The left has long depended on symbolic alignment with communities of color, but less-restrictive social media platforms are eroding that bridge. The myth of monolithic political solidarity among marginalized groups is being debunked in real time. And that’s not necessarily bad news: It opens the door for more nuanced, community-specific engagement. But it does mean that protests—especially those that lean on symbolism more than substance—are now less persuasive and, in some cases, counterproductive.
Importantly, this shift doesn’t mean Black, Latino and other frequent social media users are moving en masse to the right. What it signals is a new era of political independence, one shaped by digital exposure to competing narratives. These voters are less swayed by slogans and more informed by timelines and comment sections. The idea that activism will rally a shared emotional response is being replaced by a more fragmented and interrogative political culture.
This opens a unique space for libertarians and independent voices. Social media trends already reflect this: Libertarian content creators have gained traction by positioning themselves outside the binary, offering policy skepticism and institutional critique without the baggage of party loyalty. While recent trends indicate that political content on social media is shifting rightward, many of the platform’s most prominent voices defy traditional conservative labels. Figures like Joe Rogan, Elon Musk and Candace Owens are better described as anti-establishment independents—bound less by ideology than by a common distrust of centralized power.

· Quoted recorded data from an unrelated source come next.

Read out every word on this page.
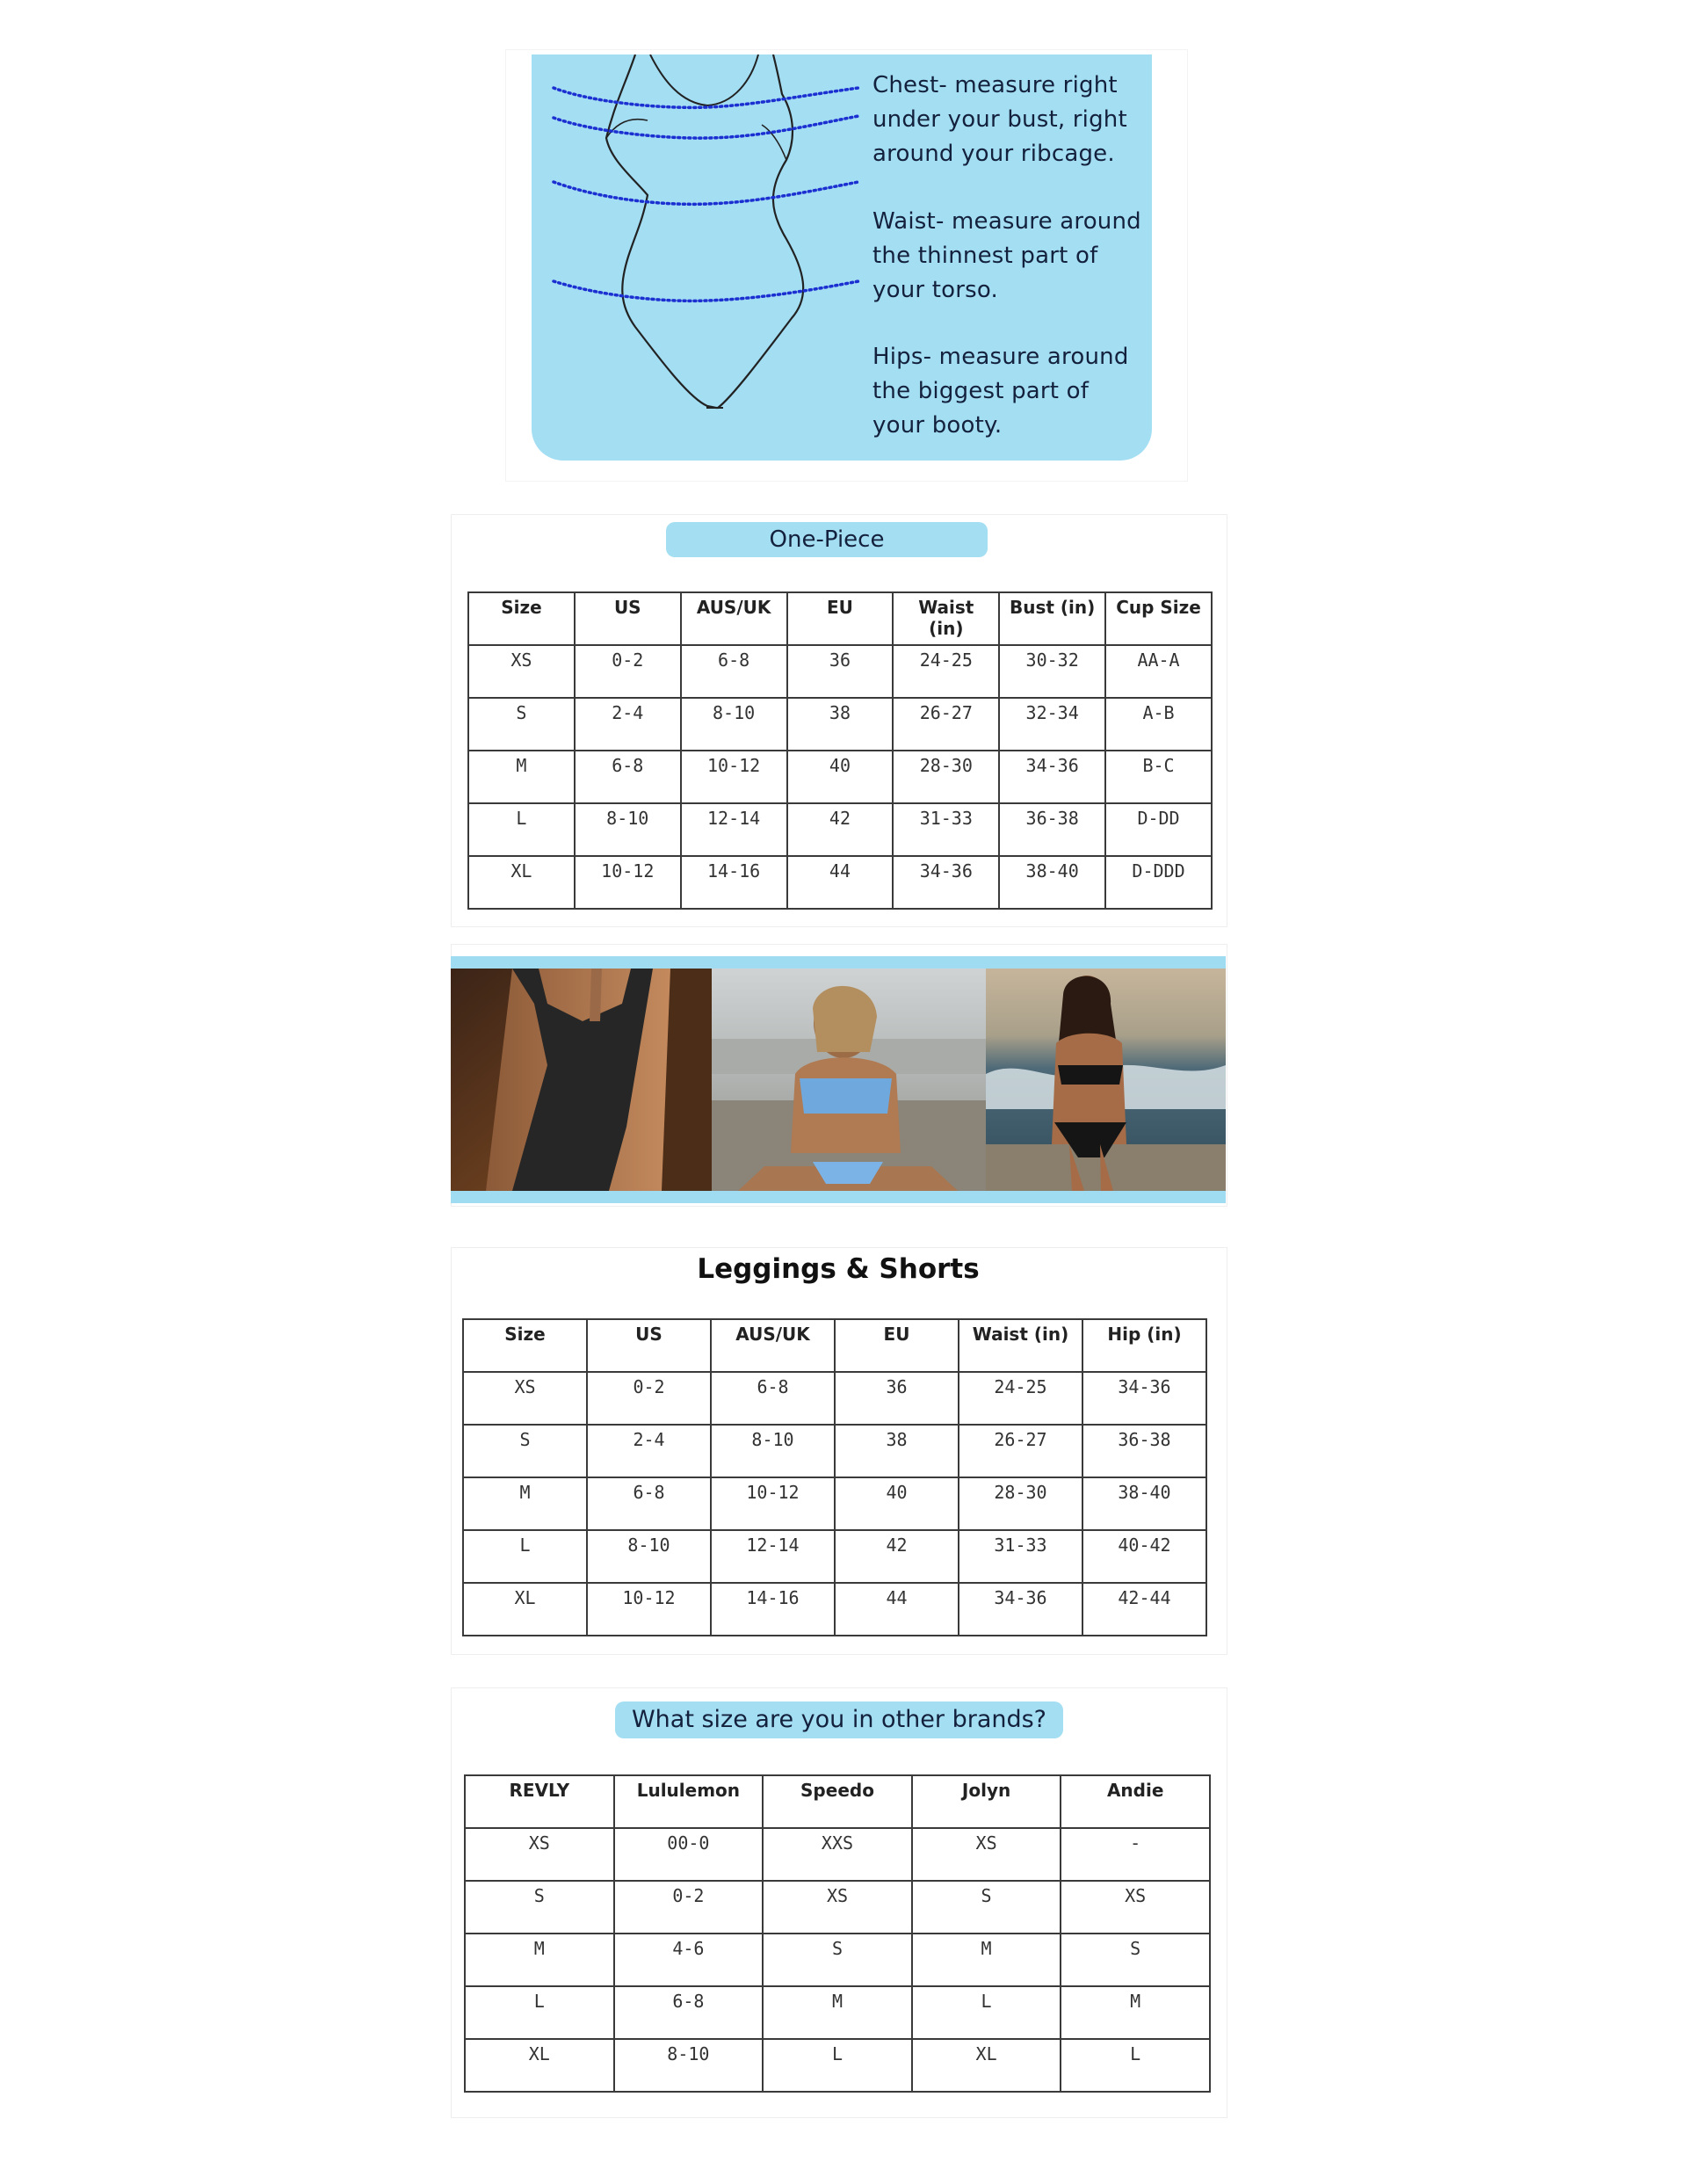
Chest- measure right under your bust, right around your ribcage.
Waist- measure around the thinnest part of your torso.
Hips- measure around the biggest part of your booty.
One-Piece
Size	US	AUS/UK	EU	Waist (in)	Bust (in)	Cup Size
XS	0-2	6-8	36	24-25	30-32	AA-A
S	2-4	8-10	38	26-27	32-34	A-B
M	6-8	10-12	40	28-30	34-36	B-C
L	8-10	12-14	42	31-33	36-38	D-DD
XL	10-12	14-16	44	34-36	38-40	D-DDD
Leggings & Shorts
Size	US	AUS/UK	EU	Waist (in)	Hip (in)
XS	0-2	6-8	36	24-25	34-36
S	2-4	8-10	38	26-27	36-38
M	6-8	10-12	40	28-30	38-40
L	8-10	12-14	42	31-33	40-42
XL	10-12	14-16	44	34-36	42-44
What size are you in other brands?
REVLY	Lululemon	Speedo	Jolyn	Andie
XS	00-0	XXS	XS	-
S	0-2	XS	S	XS
M	4-6	S	M	S
L	6-8	M	L	M
XL	8-10	L	XL	L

If there’s ever been a time to mobilize a third voice in politics, this is it.
In the end, this moment serves as a reminder that the fight over narrative is no longer top-down. Protests are no longer guaranteed moral authority. The public—especially those historically labeled as “oppressed”—is engaging with politics on its own terms.
To keep discourse honest, we need platforms that remain open. Free speech isn’t just a constitutional value—it’s a cultural one. And in this new political era, where narratives fracture as fast as they form, it may be our best defense against performative politics masquerading as public truth.
Cruz Garcia is an independent policy consultant based in Los Angeles and a former Young Voices Fellow. He writes frequently on immigration, free speech and politics.